Specific cases being something like:

  1. i32[8] for a fixed-size array of 8 32-bit signed integers (derived from standard C/C++ array field declarators and C# array field declarators)
  2. i32[length] for a dependent-sized array whose size is derived from another field on the object (roughly based on https://docs.microsoft.com/en-us/windows/win32/midl/midl-arrays, though possibly not feasible if length is mutable).
  3. i32[] for a flexible-sized array (based on C99 flexible array members https://en.wikipedia.org/wiki/Flexible_array_member)
23:20
<shu>
you think those can be done with decorators instead of building them in?
23:20
<rbuckton>
(2) may be unlikely. In most cases where I've seen a similar construct it has been purely informative and primarily intended for describing marshaling.
23:20
<shu>
or should be done with decorators?
23:20
<rbuckton>
I think either are feasible, though building in syntax might be preferred.
23:20
<shu>
(3) is enshrining a common pattern in the kind of programming i do, i'd be happy with that
23:28
<rbuckton>

Decorators do provide some flexibility, and we could leverage MetaProperty, i.e.:

struct class Foo {
  @struct.type(struct.i32)
  x;
  @struct.type(struct.i32, { size: 8 })
  y;
  @struct.type(struct.i32, { size: "flexible" })
  z;
}

You would run into the same issue decorators has with circular references though:

struct class A {
  @struct.type(struct.i32)
  size;
  @struct.type(B, { size: "flexible" })
  bArray;
}
struct class B {
  @struct.type(struct.i32)
  size;
  @struct.type(A, { size: "flexible" })
  aArray;
}

That was one of the other motivators for ref:

struct class A {
  @struct.type(struct.i32)
  size;
  @struct.type(ref B, { size: "flexible" }) // reference `B`
  bArray;
}
struct class B {
  @struct.type(struct.i32)
  size;
  @struct.type(A, { size: "flexible" })
  aArray;
}
23:29
<rbuckton>
Downsides of MetaProperty are the repetition and the fact you can't destructure.
23:29
<shu>
sorry, would like to engage more fully here but am busy today. are you mainly interested in discussing the syntax space for a unified future-proof mechanism for both types and arrays?
23:30
<shu>
(more top of mind for me is whether we should pull arrays into scope)
23:30
<rbuckton>
I'm interested in that among other things, yes.
23:31
<rbuckton>
Arrays are definitely useful, otherwise your only option for shared lists will be linked lists
23:34
<rbuckton>
Of course, struct isn't a reserved word, so it wouldn't be a MetaProperty anyways...
23:37
<rbuckton>
If types are defined via decorators we'd need some place to put them.
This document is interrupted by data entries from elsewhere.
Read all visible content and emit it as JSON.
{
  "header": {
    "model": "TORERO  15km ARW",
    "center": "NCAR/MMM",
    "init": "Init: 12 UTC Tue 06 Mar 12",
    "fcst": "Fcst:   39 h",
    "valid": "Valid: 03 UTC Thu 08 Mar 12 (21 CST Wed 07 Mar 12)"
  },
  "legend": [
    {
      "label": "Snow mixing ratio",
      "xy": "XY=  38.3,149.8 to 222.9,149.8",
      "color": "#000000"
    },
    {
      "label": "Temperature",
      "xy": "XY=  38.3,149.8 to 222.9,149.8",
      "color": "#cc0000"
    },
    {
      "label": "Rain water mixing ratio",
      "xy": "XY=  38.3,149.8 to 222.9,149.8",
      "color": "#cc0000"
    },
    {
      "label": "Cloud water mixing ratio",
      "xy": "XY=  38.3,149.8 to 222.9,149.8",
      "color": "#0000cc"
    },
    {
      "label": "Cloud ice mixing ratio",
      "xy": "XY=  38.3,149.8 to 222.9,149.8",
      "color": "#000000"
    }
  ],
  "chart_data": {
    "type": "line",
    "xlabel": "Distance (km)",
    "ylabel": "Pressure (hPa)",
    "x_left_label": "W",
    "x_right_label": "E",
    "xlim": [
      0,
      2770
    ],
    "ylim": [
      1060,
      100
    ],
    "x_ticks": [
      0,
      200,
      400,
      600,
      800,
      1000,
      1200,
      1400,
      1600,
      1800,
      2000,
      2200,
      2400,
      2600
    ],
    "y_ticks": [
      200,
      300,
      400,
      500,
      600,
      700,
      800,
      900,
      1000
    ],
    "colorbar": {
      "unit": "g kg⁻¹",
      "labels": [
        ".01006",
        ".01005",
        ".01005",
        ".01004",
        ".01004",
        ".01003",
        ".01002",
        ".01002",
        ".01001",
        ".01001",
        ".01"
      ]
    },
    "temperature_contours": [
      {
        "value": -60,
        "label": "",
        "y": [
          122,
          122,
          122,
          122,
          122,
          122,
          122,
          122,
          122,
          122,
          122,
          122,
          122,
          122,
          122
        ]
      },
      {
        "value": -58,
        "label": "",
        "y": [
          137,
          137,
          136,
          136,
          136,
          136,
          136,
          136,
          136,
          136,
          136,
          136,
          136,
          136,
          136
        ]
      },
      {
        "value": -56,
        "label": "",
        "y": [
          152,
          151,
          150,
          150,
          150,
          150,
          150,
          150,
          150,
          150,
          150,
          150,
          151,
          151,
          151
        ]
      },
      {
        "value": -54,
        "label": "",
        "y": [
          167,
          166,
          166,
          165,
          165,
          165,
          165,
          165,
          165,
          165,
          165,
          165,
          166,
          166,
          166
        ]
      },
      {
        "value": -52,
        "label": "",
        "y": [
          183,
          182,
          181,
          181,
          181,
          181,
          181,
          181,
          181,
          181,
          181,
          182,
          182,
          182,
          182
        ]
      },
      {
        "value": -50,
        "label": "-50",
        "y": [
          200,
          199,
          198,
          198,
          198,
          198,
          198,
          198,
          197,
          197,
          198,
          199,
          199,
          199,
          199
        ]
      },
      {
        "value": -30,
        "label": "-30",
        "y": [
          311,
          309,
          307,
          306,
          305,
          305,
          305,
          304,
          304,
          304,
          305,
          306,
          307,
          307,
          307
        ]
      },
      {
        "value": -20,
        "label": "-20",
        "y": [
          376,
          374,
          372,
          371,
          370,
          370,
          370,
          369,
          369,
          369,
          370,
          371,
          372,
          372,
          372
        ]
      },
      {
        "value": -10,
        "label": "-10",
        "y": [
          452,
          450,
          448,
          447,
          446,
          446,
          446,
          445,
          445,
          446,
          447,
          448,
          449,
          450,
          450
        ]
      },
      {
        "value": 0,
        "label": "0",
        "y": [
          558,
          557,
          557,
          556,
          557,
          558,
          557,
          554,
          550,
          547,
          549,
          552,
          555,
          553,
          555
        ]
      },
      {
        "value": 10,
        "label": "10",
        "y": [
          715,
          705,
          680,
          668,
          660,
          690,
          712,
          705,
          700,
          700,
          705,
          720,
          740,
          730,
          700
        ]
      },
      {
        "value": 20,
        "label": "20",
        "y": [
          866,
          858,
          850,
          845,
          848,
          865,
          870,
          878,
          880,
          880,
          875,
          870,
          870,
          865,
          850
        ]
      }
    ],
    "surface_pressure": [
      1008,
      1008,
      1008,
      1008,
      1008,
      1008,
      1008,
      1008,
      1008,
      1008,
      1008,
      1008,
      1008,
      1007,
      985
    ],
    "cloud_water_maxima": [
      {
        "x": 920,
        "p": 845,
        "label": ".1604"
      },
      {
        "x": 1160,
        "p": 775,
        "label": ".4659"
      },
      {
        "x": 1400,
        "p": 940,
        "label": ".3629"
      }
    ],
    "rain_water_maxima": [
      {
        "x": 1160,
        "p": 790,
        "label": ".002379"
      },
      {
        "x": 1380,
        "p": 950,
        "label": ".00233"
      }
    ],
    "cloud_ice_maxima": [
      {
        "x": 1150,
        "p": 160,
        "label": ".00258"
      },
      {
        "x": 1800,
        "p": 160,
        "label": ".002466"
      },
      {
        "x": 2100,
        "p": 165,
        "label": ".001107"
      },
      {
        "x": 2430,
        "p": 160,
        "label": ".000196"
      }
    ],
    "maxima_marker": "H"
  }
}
That same place would be as good as any other for defining possible marshalling behavior for other things as well (like pseudo-blittable representations, struct layout and packing behavior, marshalling strings and arrays, FFI interop mechanisms, etc.)
23:39
<rbuckton>

Maybe a global Interop object (since anything non-Proxy related can't go on Reflect). Then you could write:

const { type, i32 } = Interop;
struct class Foo {
  @type(i32) x;
  @type(i32) y;
}

But there's plenty to bikeshed there.